– Le remboursement du loyer. – Lorsque le bien est loué, la succession prend en charge les loyers pendant un an. À l'expiration du délai d'un an, le survivant peut en principe rester dans les lieux sous réserve de s'acquitter des loyers526. Si le conjoint a fait l'avance des loyers, le remboursement n'est pas nécessairement automatique. Il doit en faire la demande aux héritiers au fur et à mesure de leur acquittement. Si le conjoint est négligent, il n'est pas pour autant forclos à l'expiration du délai d'un an. À défaut de délai spécifique prévu par le texte, le délai de prescription de droit commun s'applique527. L'action en remboursement se prescrit donc par cinq ans.
Le logement loué
Le logement loué
Rapport du 119e Congrès des notaires de France - Dernière date de mise à jour le 31 janvier 2023
– L'insuffisance d'actif. – Si l'actif successoral ne suffit pas à couvrir le montant du loyer (ou de l'indemnité d'occupation), les héritiers ou légataires sont-ils tenus ultra vires ? Le droit temporaire est une charge de la succession et non une dette laissée par le défunt. Il pèse donc a priori sur les héritiers et légataires dans les limites des forces de la succession. Si l'on raisonne par analogie avec le droit à pension de l'article 767 du Code civil, ouvert au conjoint survivant dans le besoin, le loyer doit être supporté « par tous les héritiers et, en cas d'insuffisance, par tous les légataires particuliers, proportionnellement à leur émolument »528. Peu importe, en revanche, qu'il n'y ait pas de liquidités suffisantes, autrement dit que l'actif ne soit pas mobilisable529.
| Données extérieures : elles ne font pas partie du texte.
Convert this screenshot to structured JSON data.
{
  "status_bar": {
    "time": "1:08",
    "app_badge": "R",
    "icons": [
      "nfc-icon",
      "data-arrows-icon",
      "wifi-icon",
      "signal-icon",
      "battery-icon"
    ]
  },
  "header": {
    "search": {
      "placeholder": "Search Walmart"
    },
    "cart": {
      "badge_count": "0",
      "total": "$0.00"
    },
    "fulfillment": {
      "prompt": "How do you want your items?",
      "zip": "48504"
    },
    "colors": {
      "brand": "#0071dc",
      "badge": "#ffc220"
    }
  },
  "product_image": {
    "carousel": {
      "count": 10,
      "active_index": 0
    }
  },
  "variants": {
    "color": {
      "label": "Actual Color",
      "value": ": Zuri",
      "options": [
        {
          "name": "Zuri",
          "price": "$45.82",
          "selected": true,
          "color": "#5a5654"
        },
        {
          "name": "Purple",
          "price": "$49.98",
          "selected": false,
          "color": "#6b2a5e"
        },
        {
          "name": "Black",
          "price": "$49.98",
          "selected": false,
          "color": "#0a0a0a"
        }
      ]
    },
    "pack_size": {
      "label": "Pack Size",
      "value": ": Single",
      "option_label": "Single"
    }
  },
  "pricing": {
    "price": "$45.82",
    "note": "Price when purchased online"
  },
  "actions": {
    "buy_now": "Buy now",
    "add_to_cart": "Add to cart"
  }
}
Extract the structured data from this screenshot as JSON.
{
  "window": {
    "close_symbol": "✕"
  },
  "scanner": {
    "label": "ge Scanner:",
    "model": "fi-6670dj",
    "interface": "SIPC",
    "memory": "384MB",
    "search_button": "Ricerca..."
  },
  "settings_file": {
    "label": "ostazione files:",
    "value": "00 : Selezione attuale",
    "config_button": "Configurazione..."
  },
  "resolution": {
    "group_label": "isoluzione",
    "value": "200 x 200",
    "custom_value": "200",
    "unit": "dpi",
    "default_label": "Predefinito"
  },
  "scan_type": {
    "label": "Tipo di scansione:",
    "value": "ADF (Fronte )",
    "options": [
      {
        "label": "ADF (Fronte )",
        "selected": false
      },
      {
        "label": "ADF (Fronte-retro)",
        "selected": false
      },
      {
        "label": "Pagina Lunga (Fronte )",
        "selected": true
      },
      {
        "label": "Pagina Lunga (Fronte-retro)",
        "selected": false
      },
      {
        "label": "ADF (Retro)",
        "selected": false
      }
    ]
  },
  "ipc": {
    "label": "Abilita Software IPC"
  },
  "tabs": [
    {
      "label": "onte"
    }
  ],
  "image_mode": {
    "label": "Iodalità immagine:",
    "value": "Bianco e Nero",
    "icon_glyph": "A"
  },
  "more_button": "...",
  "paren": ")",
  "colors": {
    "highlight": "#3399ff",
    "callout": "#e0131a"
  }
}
– Cas du bien mixte. – Dans le cas d'un local à usage mixte professionnel et d'habitation, le conjoint ne peut pas prétendre au remboursement de l'intégralité du loyer. Seule la quote-part correspondant à la partie à usage d'habitation est prise en charge par la succession puisque le survivant ne remplit pas, pour la partie professionnelle, la condition d'occupation à titre de résidence principale530.
– Controverse à propos des charges. – Le droit temporaire confère la jouissance gratuite du logement à son titulaire. Certains auteurs font une interprétation extensive de la notion de jouissance gratuite et considèrent que le survivant n'a rien à débourser au titre de son occupation. Ils estiment que tous les frais et taxes liés à l'occupation, notamment les charges de copropriété et la taxe d'habitation, incombent à la succession531. L'occupant conserve toutefois à sa charge les dépenses de consommation, notamment d'eau et d'électricité. Le texte est pourtant explicite et vise seulement le loyer. Une réponse ministérielle a confirmé que le remboursement comprenait uniquement les loyers, à l'exclusion des charges532.
– Le mobilier. – Le texte ne vise pas non plus le mobilier dans ce cas, mais il ne fait pas de doute que le survivant en a également l'usage pendant un an. Rien ne justifierait, en effet, une différence de régime pour le mobilier selon que le logement est la propriété du défunt ou du couple ou qu'il est loué533.